I appreciate my Evangelical roots, that is, except for some of the guilt laden sermons I heard as a youth.  Those sermons left me with the impression that I was saved by faith and not by works, but, in order to stay saved I needed sufficient good works recorded in the heavenly record.  This, along with the notion that any little sin could doom me to hell caused me to live in fear of losing my salvation.  A nagging uncertainly concerning my salvation inflicted me with what I called guilty feelings.  These feelings prevented me from freely serving Jesus from a heart of love for my Saviour.  It wasn't until I was 19 years old, in February 1970, that Jesus blasted these feelings out of my system for good.  Not one faint hint of these feelings has ever returned.

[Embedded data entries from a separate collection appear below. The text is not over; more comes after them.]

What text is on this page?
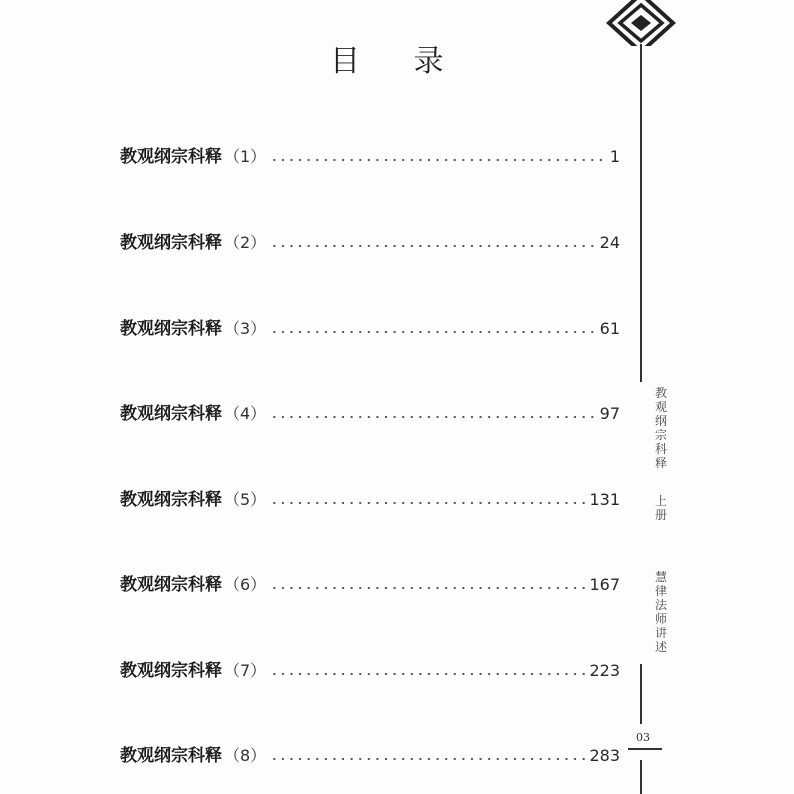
目 录
教观纲宗科释 （1）	1
教观纲宗科释 （2）	24
教观纲宗科释 （3）	61
教观纲宗科释 （4）	97
教观纲宗科释 （5）	131
教观纲宗科释 （6）	167
教观纲宗科释 （7）	223
教观纲宗科释 （8）	283
教观纲宗科释
上册
慧律法师讲述
03
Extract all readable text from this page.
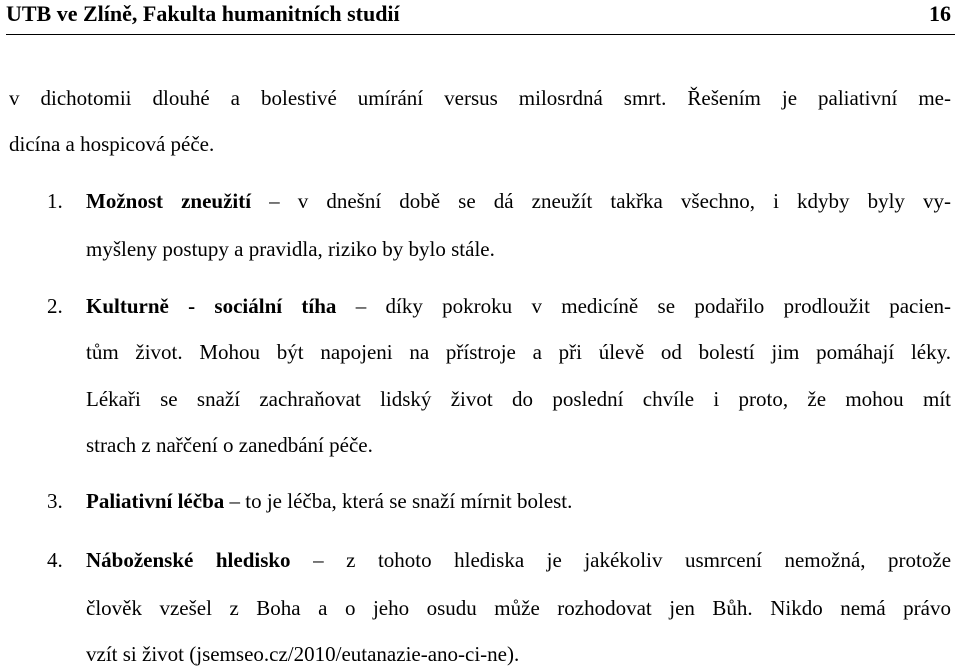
UTB ve Zlíně, Fakulta humanitních studií	16
v dichotomii dlouhé a bolestivé umírání versus milosrdná smrt. Řešením je paliativní me-
dicína a hospicová péče.
1. Možnost zneužití – v dnešní době se dá zneužít takřka všechno, i kdyby byly vy-
myšleny postupy a pravidla, riziko by bylo stále.
2. Kulturně - sociální tíha – díky pokroku v medicíně se podařilo prodloužit pacien-
tům život. Mohou být napojeni na přístroje a při úlevě od bolestí jim pomáhají léky.
Lékaři se snaží zachraňovat lidský život do poslední chvíle i proto, že mohou mít
strach z nařčení o zanedbání péče.
3. Paliativní léčba – to je léčba, která se snaží mírnit bolest.
4. Náboženské hledisko – z tohoto hlediska je jakékoliv usmrcení nemožná, protože
člověk vzešel z Boha a o jeho osudu může rozhodovat jen Bůh. Nikdo nemá právo
vzít si život (jsemseo.cz/2010/eutanazie-ano-ci-ne).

I've come to understand that guilt is not a feeling.  In legal terms it's a designation placed on a convicted person by a judge.  Whether the person feels guilty or not is irrelevant.  In Biblical terms guilt is the designation placed on every person who has not accepted God's pardon and His declaration of innocence.  Guilt is the position in which we stand before God, the Judge of all things.  One is either guilty or innocent, no matter how he feels. 


I stand before God free from the designation of guilt.  I am innocent of any and all charges of which I've been rightly convicted.  Every sin I've ever committed or ever will commit has been erased from the divine record.  Jesus' name has replaced my name in God's list of offenders.  The moment I understood this was the moment I was released from the feelings associated with guilt that plagued me and prevented me from freely serving Jesus.  Fear of eternal damnation was banished for good.  The Apostle John was right when he said there is no fear in true love (1 John 4:18).              


The Apostle Paul understood these things.  He admitted to the presence if his sinful nature as seen in Roman 7.  "I am unspiritual, sold as a slave to sin (verse 14).  What I hate I do (verse 15).  What a wretched man I am (verse 24)."  After this admission you might think Paul would have been buried in a pit of despair, riddled with guilt and grief, but he wasn't.  He proclaimed his innocence.  "There is now no condemnation for those who are in Christ Jesus (Romans 8:1)."  Paul stood before the Judge of all things free from the designation of guilt.  He was innocent, despite his sinful nature.  He could freely serve and love the One who had acquitted him of sin and granted his pardon.    


Like Paul, I am in Christ.  The designation of guilt has been lifted from my life.  I no longer have any feelings associated with guilt.  I can freely serve Jesus from my heart without fear.  Despite my sinful nature God views me as being without sin, even as Jesus Himself is without sin.  Understanding how God views our sinful nature, I conclude that this is the ultimate miracle.  I have no other logical choice but to agree with Paul.  "Thanks be to God, through our Lord Jesus Christ (Romans 7:25)."